The United States Government in the year 2009, embarked on an ambitious project aimed at the total renovation of this country’s electrical grid system. Part of that ambitious project was the development and installation of Smart Meters for all homes and businesses in this country. Concerning this issue, on October 27, 2009, Jeff St. John of Greentech Media reported the following information regarding how the amount of government money necessary to pay for the project was awarded.
“The Department of Energy on Tuesday, named 100 smart grid projects as winners of $3.4 billion in stimulus grants – and it looks like the smart meter industry is going to be happy.
That’s because a lot of that money is going to deploy two-way communicating electricity meters to customers, according to the list of winners the DOE published on Tuesday.
Projects that include smart meters make up at least $2.8 billion of the total amount, according to a quick tally of awards. That doesn’t include a tally of projects that won grants of $20 million or less, which make up three-fourths of the recipients.”
One of the big winners listed was Nevada Energy who was to receive $138,000,000.00, for the deployment of 1.3 million Smart Meters. In addition, research into how that money was to be spent has revealed at least one surprise, which was a total listed for gas cost amounting to $25,496,142.00.
The information regarding the gas allowance was obtained directly from the Department of Energy’s Assistance Agreement Award number DE-OE0000205, page 2 of 4. The website address is www.sec.gov/Archives/edgar/data/71180/000074150810000027/exhibit 10-1.
This Budget Information file addresses total costs for NVE during entirety of the project.
* Advanced Service Delivery project gas costs, amounting to $25,496,142, are not included.
SF-424A (Rev. 4-92)”
In the instructions section for the Budget Information in which item #23 was found, is the following.
“Line 23-Provide any other explanations or comments deemed necessary.”
Budget information for a program as ambitious as the Smart Meter requires greater explanation for a $25,496,142.00 item than just this, this is the amount of the gas bill.
This budget issue demonstrates to me the fact the Smart Meter program was ill conceived, not taking into account the fact the homes and businesses the meters were to be installed on, may not have adequate wiring to withstand the bursts of radio frequencies that would be sent every 15 minutes to the billing station.

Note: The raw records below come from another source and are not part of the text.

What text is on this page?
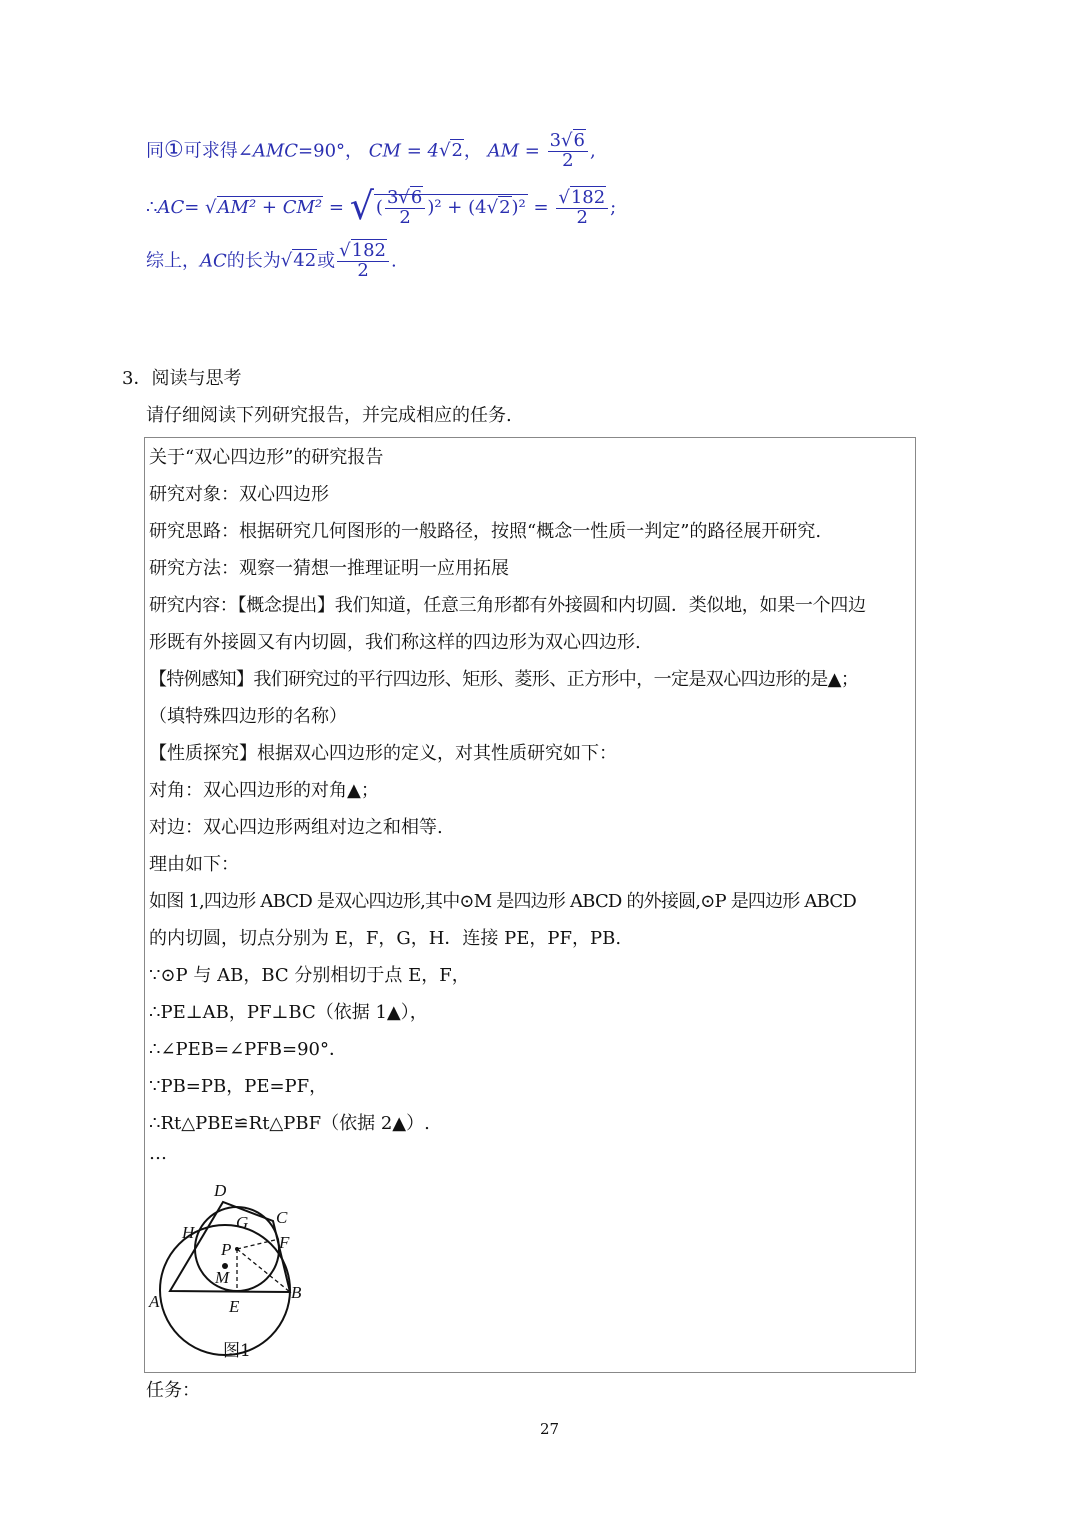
同①可求得∠AMC=90°， CM = 4√2， AM = $\frac{3√6}{2}$ ,
∴AC= √AM² + CM² = √ ( $\frac{3√6}{2} )^2 + (4√2)^2 = \frac{√182}{2}$ ;
综上，AC的长为√42或 $\frac{√182}{2}$ .
3．阅读与思考
请仔细阅读下列研究报告，并完成相应的任务.
关于“双心四边形”的研究报告
研究对象：双心四边形
研究思路：根据研究几何图形的一般路径，按照“概念一性质一判定”的路径展开研究.
研究方法：观察一猜想一推理证明一应用拓展
研究内容：【概念提出】我们知道，任意三角形都有外接圆和内切圆．类似地，如果一个四边
形既有外接圆又有内切圆，我们称这样的四边形为双心四边形.
【特例感知】我们研究过的平行四边形、矩形、菱形、正方形中，一定是双心四边形的是▲；
（填特殊四边形的名称）
【性质探究】根据双心四边形的定义，对其性质研究如下：
对角：双心四边形的对角▲；
对边：双心四边形两组对边之和相等.
理由如下：
如图 1,四边形 ABCD 是双心四边形,其中⊙M 是四边形 ABCD 的外接圆,⊙P 是四边形 ABCD
的内切圆，切点分别为 E，F，G，H．连接 PE，PF，PB.
∵⊙P 与 AB，BC 分别相切于点 E，F，
∴PE⊥AB，PF⊥BC（依据 1▲），
∴∠PEB=∠PFB=90°．
∵PB=PB，PE=PF，
∴Rt△PBE≌Rt△PBF（依据 2▲）.
…
A	B
C
D
E
F
G
H
P
M
图1
任务：
27
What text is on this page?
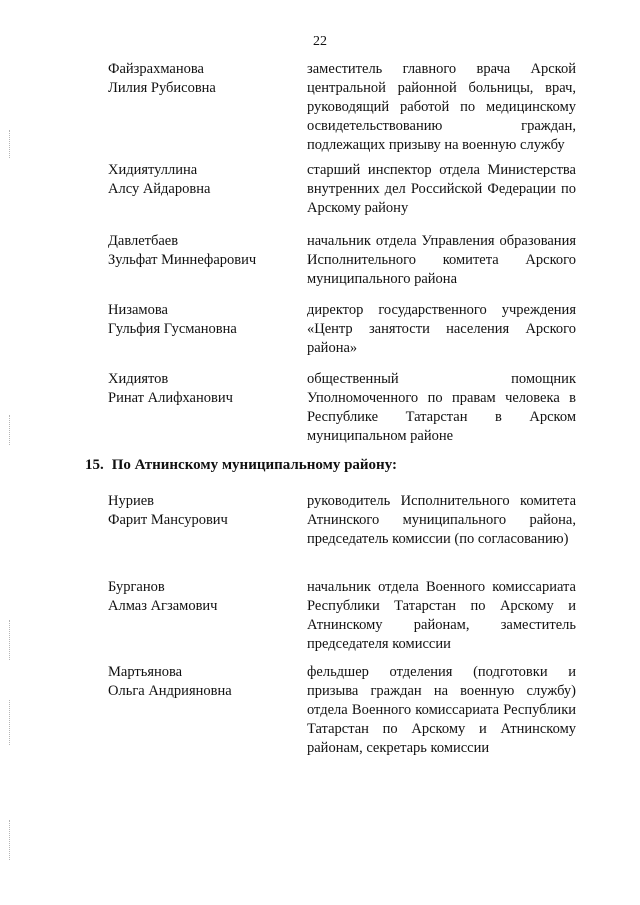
22
Файзрахманова
Лилия Рубисовна
заместитель главного врача Арской центральной районной больницы, врач, руководящий работой по медицинскому освидетельствованию граждан, подлежащих призыву на военную службу
Хидиятуллина
Алсу Айдаровна
старший инспектор отдела Министерства внутренних дел Российской Федерации по Арскому району
Давлетбаев
Зульфат Миннефарович
начальник отдела Управления образования Исполнительного комитета Арского муниципального района
Низамова
Гульфия Гусмановна
директор государственного учреждения «Центр занятости населения Арского района»
Хидиятов
Ринат Алифханович
общественный помощник Уполномоченного по правам человека в Республике Татарстан в Арском муниципальном районе
15. По Атнинскому муниципальному району:
Нуриев
Фарит Мансурович
руководитель Исполнительного комитета Атнинского муниципального района, председатель комиссии (по согласованию)
Бурганов
Алмаз Агзамович
начальник отдела Военного комиссариата Республики Татарстан по Арскому и Атнинскому районам, заместитель председателя комиссии
Мартьянова
Ольга Андрияновна
фельдшер отделения (подготовки и призыва граждан на военную службу) отдела Военного комиссариата Республики Татарстан по Арскому и Атнинскому районам, секретарь комиссии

The Smart Meter program also did not take into account the proper method for dealing with meters that were found to be running hot. The method being employed was to drill holes in the top of the meter casing to release the heat, while at the same time emitting dirt and rain which function as conductors of sparking and electrical arcs.
It is now time for the Inspector General for the Department of Energy to do a complete inspection of how our tax dollars were put to use.